My friend Lindsay agreed to help. Each year our families, old friends, vacationed together for a blissful ice cream–slathered week in Pentwater, at the shore of Lake Michigan. I grew up downstate, but that annual week turned my heart deep blue, filled it up with the watery rhythm of shoreline, bent my compass northwest. When at last I moved Up North it was to come home, to belong to the big blue lake.
But back then I had only a fumbling understanding of how deeply I loved Michigan. I only knew that I wanted my sculpture to belong to the beach, not to a vacationing interloper like me. Cobbling together fourth grade history lessons, I determined that bright plastic buckets and shovels were inauthentic. People who really belonged to the land, I reasoned, would have woven sand-toting mats of beach grass.
“Why can’t we use buckets? And how will we carry water?” complained Lindsay, a year older and three wiser. We’d come to an age where her interest in me was tenuous, easily bored. But a summer day is long, the hot hours empty except for the sound of waves. She helped me find shells, unbroken ones, to craft the elaborate mosaic I’d planned for the turtle’s back. We worked the whole afternoon, and when it felt finished I looked up at her.
“Well?” I asked, and I meant the turtle, I meant for her to tell me that the effort was worth it and we’d made something stunning, something bigger than a sand turtle.
“Your bellybutton is huge,” she said. “I mean, I’ve never seen such a deep one.”
She was right. The turtle was unremarkable and flat, its sand already aged to the color of the whole beach. She left then, tired of the game, and I found myself alone in a stretch of sand so big that two girls could never remake it. It was the first moment I realized the dizzying scale of the universe. Wisconsin, though invisible beyond the vast blue western horizon, was actually close, and I was a turtle made of sand.
I think of Lindsay and the turtle every summer, when heat finds me beach-bound and bikini-clad. I never forgot what she said about my belly button, and so, the summer after my second daughter was born, I noticed that the deep tunnel—a tattoo from my own mother—had changed shape. Now it was peaked on top, a revision of something I’d always known.
That summer I taught my older daughter how to make drip castles, dipping our hands in a sloshing bucket of wet sand and letting it pour out in quick-stacking drops. At first she couldn’t do it and suddenly punched over what I’d made, pouting.
“I can’t do it. I’ll never do it,” she proclaimed, jabbing her short toes in the sand. I understood her, how hard it is to shape the sand the way you want, to change it from shifting grains to something that belongs to you.
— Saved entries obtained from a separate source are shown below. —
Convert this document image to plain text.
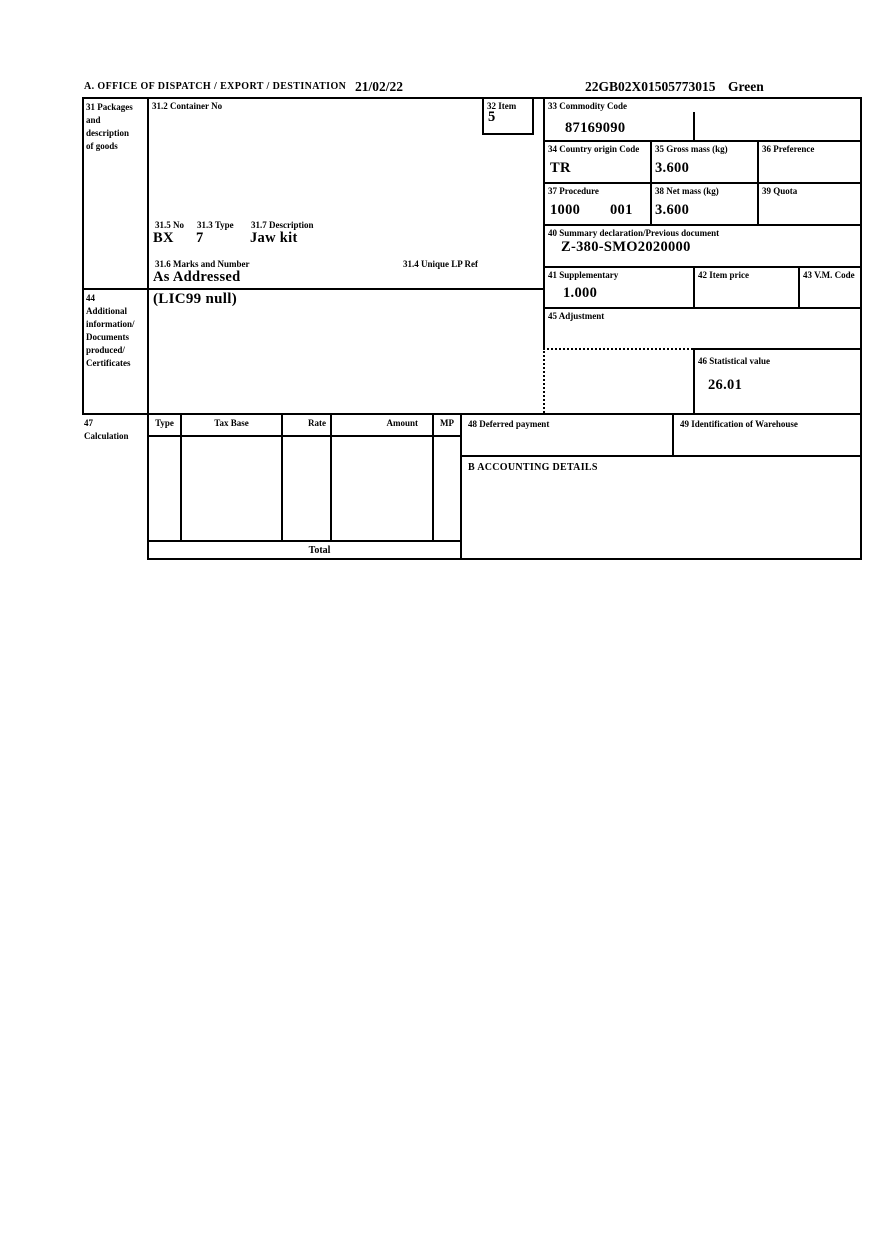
A. OFFICE OF DISPATCH / EXPORT / DESTINATION 21/02/22	22GB02X01505773015 Green
31 Packages
and
description
of goods
31.2 Container No
31.5 No	31.3 Type	31.7 Description
BX 7	Jaw kit
31.6 Marks and Number	31.4 Unique LP Ref
As Addressed
32 Item
5
33 Commodity Code
87169090
34 Country origin Code
TR
35 Gross mass (kg)
3.600
36 Preference
37 Procedure
1000 001
38 Net mass (kg)
3.600
39 Quota
40 Summary declaration/Previous document
Z-380-SMO2020000
41 Supplementary
1.000
42 Item price	43 V.M. Code
44
Additional
information/
Documents
produced/
Certificates
(LIC99 null)
45 Adjustment
46 Statistical value
26.01
47
Calculation
Type	Tax Base	Rate	Amount	MP
Total
48 Deferred payment	49 Identification of Warehouse
B ACCOUNTING DETAILS
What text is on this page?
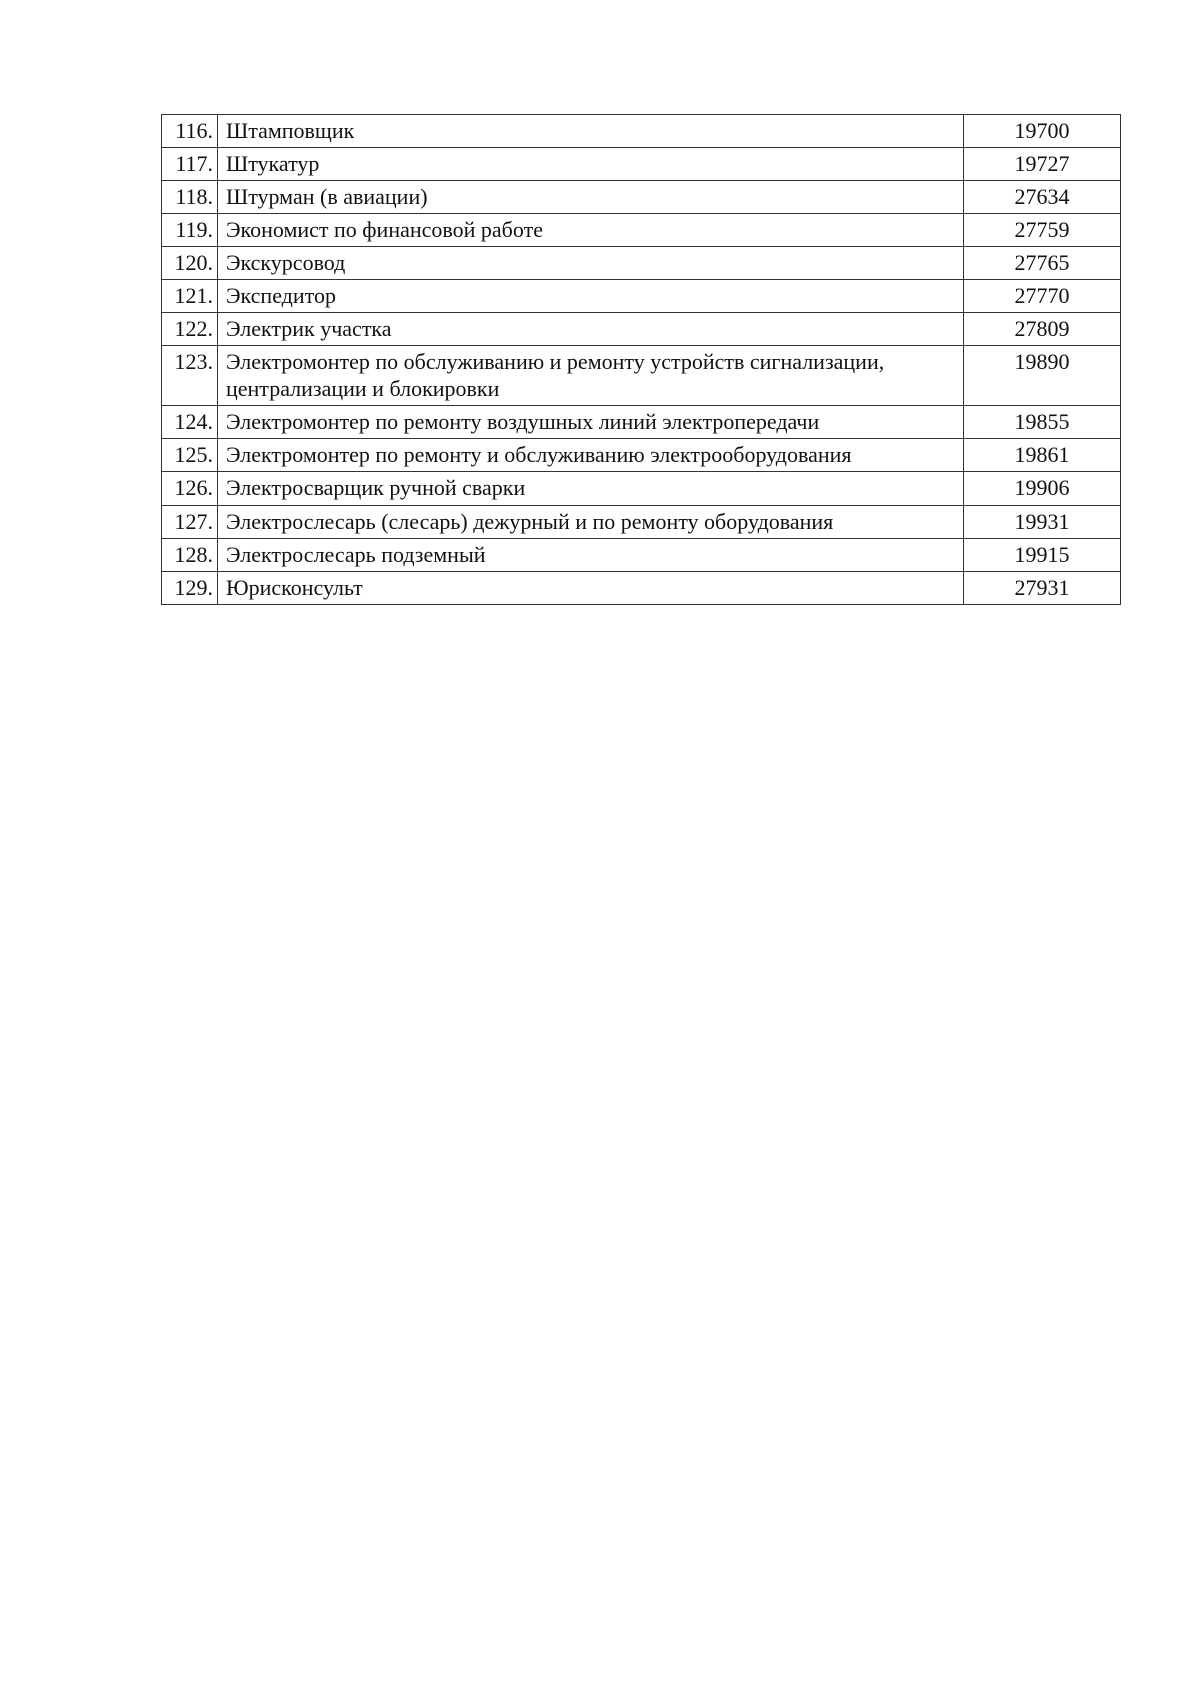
116.	Штамповщик	19700
117.	Штукатур	19727
118.	Штурман (в авиации)	27634
119.	Экономист по финансовой работе	27759
120.	Экскурсовод	27765
121.	Экспедитор	27770
122.	Электрик участка	27809
123.	Электромонтер по обслуживанию и ремонту устройств сигнализации, централизации и блокировки	19890
124.	Электромонтер по ремонту воздушных линий электропередачи	19855
125.	Электромонтер по ремонту и обслуживанию электрооборудования	19861
126.	Электросварщик ручной сварки	19906
127.	Электрослесарь (слесарь) дежурный и по ремонту оборудования	19931
128.	Электрослесарь подземный	19915
129.	Юрисконсульт	27931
The baby began to cry, the wax and wane of her wails nearly paralleling the rise and retreat of the waves. It was a difficult moment, the girls’ frustrations at once small and enormous. To eat, to build, to make something out of sand: it’s all we ever want. But the dazzling sun beaded the lake. The summertime chorus of seagulls and shrieks rose loud in our ears. The baby nursed beneath a fluttering cotton blanket, and I noticed something I’d already noted a thousand times: the way Lake Michigan is bigger each time you look at it, bigger and more blue.
Elise gave up pouting and returned to the bucket, determination fierce in her fists. Her castle was stubby, indelicate, a perfect start. She smashed it again, this time in pride. She belongs to this lake too.